Anish Tondwalkar comments on “Open Source AI” is a lie, but it doesn’t have to be

Anish Tondwalkar 16 May 2024 23:24 UTC
2 points
2
Thanks for writing this and for the diagram, which I think is clearer than anything I’ve seen that’s attempted to clarify this mess.

That said, the terminology remains fantastically confusing.

> Mistral’s models are also not open source, but in a slightly more nuanced manner. Instead of releasing all artifacts describing their models, Mistral licensed the model weights using the Apache 2.0 license, which meets the requirements for a license to be Open Source. Unfortunately, however, no other artifacts were released. As a result, Mistral’s models can be used as-is by anyone, but the transparency that should go hand-in-hand with Open Source is no longer present.

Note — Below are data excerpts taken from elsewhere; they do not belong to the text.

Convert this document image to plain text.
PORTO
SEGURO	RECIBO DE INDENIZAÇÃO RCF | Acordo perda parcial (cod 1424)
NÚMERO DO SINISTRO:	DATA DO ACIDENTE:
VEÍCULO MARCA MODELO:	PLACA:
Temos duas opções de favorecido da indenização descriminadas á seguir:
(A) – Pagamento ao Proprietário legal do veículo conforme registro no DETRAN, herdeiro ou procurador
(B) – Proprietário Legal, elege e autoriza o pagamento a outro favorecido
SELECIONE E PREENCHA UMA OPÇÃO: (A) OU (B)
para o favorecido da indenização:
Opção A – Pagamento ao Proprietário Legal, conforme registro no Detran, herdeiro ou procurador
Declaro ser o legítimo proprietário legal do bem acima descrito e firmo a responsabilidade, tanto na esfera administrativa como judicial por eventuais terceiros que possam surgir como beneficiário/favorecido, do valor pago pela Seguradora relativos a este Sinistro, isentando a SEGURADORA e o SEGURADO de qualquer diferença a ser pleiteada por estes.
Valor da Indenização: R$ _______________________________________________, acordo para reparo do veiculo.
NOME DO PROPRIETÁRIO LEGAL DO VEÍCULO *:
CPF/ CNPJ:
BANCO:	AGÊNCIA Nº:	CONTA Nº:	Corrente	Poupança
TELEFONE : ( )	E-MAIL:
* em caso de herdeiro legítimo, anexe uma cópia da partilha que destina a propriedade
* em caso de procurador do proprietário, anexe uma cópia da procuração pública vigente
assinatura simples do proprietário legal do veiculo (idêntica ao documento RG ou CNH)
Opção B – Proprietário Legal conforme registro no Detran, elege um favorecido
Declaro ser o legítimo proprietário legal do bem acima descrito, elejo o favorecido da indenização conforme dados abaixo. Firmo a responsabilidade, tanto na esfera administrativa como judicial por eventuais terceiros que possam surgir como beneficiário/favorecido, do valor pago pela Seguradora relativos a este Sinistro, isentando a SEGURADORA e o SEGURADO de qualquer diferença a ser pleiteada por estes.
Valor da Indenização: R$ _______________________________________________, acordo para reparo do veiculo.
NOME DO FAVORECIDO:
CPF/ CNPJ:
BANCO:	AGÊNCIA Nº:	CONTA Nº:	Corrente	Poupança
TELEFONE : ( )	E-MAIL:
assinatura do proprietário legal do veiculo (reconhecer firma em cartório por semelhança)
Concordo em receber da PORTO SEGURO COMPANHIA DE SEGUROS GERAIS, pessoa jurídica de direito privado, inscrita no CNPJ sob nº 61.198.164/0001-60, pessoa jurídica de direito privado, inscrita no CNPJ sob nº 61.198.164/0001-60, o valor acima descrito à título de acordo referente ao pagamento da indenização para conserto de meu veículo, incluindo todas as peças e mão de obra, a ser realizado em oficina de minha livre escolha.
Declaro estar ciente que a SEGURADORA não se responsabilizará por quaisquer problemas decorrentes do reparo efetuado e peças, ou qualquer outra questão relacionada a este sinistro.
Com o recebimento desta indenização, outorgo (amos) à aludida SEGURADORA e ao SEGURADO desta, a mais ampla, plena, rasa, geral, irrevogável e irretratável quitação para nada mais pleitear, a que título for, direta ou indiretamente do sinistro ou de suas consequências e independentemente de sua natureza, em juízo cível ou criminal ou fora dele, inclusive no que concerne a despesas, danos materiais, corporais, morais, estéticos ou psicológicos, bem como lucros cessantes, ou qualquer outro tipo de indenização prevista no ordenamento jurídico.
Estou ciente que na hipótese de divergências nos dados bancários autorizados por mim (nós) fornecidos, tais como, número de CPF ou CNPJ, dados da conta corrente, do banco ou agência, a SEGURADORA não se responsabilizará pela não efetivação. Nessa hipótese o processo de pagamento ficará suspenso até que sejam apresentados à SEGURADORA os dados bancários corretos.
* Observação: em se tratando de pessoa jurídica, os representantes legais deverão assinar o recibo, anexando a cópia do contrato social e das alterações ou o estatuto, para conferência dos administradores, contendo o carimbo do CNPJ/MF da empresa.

IIUC, this means that Mistral’s models are both Open Source (in the sense of the license being an Open Source license), and Open Source AI (in the sense that they adhere to the OSAID—the first question in the OSAID FAQ is “Why is the original training dataset not required?”), but it is not classified as Open Source according to the classification scheme used in the diagram. Perhaps we need a 5th term to make these clearer?
- jacobhaimes 23 May 2024 19:23 UTC
  1 point
  0
  Parent
  Thanks for responding! I really appreciate engagement on this, and your input.
  I would disagree that Mistral’s models are considered Open Source using the current OSAID. Although training data itself is not required to be considered Open Source, a certain level of documentation is [source]. Mistral’s models do not meet these standards, however, if they did, I would happily place them in the Open Source column of the diagram (at least, if I were to update this article and/or make a new post).